Tue, 24 May, 03:50 - 05:00 France Time (UTC +2)
Tue, 24 May, 01:50 - 03:00 UTC
Mon, 23 May, 21:50 - 23:00 New York Time (UTC -4)
Closed-Loop Data Transcription via Minimaxing Rate Reduction
Chair: C.-C Jay Kuo, University of Southern California, USA
This work proposes a new computational framework for learning an explicit generative model for real-world datasets. More specifically, we propose to learn a closed-loop transcription between a multi-class multi-dimensional data distribution and a linear discriminative representation (LDR) in the feature space that consists of multiple independent linear subspaces. We argue that the optimal encoding and decoding mappings sought can be formulated as the equilibrium point of a two-player minimax game between the encoder and decoder. A natural utility function for this game is the so-called rate reduction, a simple information-theoretic measure for distances between mixtures of subspace-like Gaussians in the feature space.
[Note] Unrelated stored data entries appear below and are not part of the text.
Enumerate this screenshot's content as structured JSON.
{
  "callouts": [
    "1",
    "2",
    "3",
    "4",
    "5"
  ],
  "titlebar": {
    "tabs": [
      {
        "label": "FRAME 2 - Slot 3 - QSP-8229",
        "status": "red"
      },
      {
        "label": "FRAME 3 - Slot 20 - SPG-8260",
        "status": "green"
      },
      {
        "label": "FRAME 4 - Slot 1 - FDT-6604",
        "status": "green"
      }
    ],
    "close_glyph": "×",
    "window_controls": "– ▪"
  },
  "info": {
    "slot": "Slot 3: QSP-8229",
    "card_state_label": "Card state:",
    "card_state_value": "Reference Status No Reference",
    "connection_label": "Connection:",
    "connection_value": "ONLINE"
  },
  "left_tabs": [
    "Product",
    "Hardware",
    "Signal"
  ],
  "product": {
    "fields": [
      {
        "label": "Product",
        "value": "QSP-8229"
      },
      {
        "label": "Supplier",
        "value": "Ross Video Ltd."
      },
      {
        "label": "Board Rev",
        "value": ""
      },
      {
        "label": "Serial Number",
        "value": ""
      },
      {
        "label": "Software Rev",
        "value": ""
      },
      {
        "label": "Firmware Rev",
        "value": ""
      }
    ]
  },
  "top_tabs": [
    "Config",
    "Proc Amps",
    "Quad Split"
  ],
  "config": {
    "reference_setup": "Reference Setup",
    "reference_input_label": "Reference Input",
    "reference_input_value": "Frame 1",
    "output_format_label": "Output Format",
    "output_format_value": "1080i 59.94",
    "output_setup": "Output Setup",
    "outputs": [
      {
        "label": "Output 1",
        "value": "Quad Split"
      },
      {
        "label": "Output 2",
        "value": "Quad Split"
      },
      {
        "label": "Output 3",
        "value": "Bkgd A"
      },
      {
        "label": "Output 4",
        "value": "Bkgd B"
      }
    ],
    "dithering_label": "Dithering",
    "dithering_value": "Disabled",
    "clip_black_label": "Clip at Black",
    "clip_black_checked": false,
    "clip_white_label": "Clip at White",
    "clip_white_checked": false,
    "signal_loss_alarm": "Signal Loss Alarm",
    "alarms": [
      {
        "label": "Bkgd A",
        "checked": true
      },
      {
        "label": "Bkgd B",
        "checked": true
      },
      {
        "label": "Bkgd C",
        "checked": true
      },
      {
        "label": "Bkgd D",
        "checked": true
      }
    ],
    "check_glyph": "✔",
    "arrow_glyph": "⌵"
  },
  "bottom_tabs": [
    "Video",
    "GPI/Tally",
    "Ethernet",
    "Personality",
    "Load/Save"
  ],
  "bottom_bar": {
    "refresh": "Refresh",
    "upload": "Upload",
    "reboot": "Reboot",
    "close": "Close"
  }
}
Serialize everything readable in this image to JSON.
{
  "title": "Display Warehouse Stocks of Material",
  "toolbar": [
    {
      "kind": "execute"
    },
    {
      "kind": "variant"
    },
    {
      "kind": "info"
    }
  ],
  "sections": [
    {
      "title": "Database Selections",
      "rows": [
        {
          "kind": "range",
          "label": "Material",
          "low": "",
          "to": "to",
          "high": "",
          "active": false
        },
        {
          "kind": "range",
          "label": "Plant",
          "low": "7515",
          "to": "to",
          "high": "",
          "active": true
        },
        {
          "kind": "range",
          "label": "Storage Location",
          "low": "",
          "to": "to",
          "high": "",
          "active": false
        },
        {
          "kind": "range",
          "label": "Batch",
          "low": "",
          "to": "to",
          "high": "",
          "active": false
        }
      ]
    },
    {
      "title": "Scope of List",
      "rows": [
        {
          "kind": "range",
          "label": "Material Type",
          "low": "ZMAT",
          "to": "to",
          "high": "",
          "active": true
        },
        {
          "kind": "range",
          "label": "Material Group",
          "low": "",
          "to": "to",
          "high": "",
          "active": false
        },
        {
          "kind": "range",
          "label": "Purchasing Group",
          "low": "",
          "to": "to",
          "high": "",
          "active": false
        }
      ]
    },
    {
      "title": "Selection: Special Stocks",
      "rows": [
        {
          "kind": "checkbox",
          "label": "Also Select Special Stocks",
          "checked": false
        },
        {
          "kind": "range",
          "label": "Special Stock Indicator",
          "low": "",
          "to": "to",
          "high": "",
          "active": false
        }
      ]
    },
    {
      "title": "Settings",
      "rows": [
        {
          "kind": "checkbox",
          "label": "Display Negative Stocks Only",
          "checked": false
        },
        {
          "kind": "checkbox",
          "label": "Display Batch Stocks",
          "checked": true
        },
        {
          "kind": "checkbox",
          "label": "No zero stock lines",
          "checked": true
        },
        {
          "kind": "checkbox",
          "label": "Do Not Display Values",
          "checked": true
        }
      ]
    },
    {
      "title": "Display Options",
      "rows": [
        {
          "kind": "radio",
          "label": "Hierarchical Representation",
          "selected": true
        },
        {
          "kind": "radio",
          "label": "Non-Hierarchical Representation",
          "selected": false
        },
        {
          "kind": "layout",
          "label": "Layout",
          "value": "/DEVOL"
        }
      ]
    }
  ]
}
Our formulation draws inspiration from closed-loop error feedback from control systems and avoids expensive evaluating and minimizing approximated distances between arbitrary distributions in either the data space or the feature space. To a large extent, this new formulation unifies the concepts and benefits of Auto-Encoding and GAN and naturally extends them to the settings of learning a both discriminative and generative representation for multi-class and multi-dimensional real-world data. Our extensive experiments on many benchmark imagery datasets demonstrate tremendous potential of this new closed-loop formulation: we notice that the so learned features of different classes are explicitly mapped onto approximately independent principal subspaces in the feature space; and diverse visual attributes within each class are modeled by the independent principal components within each subspace. This work opens many deep mathematical problems regarding learning submanifolds in high-dimensional spaces as well as suggests potential computational mechanisms about how memory can be formed through a purely internal closed-loop process.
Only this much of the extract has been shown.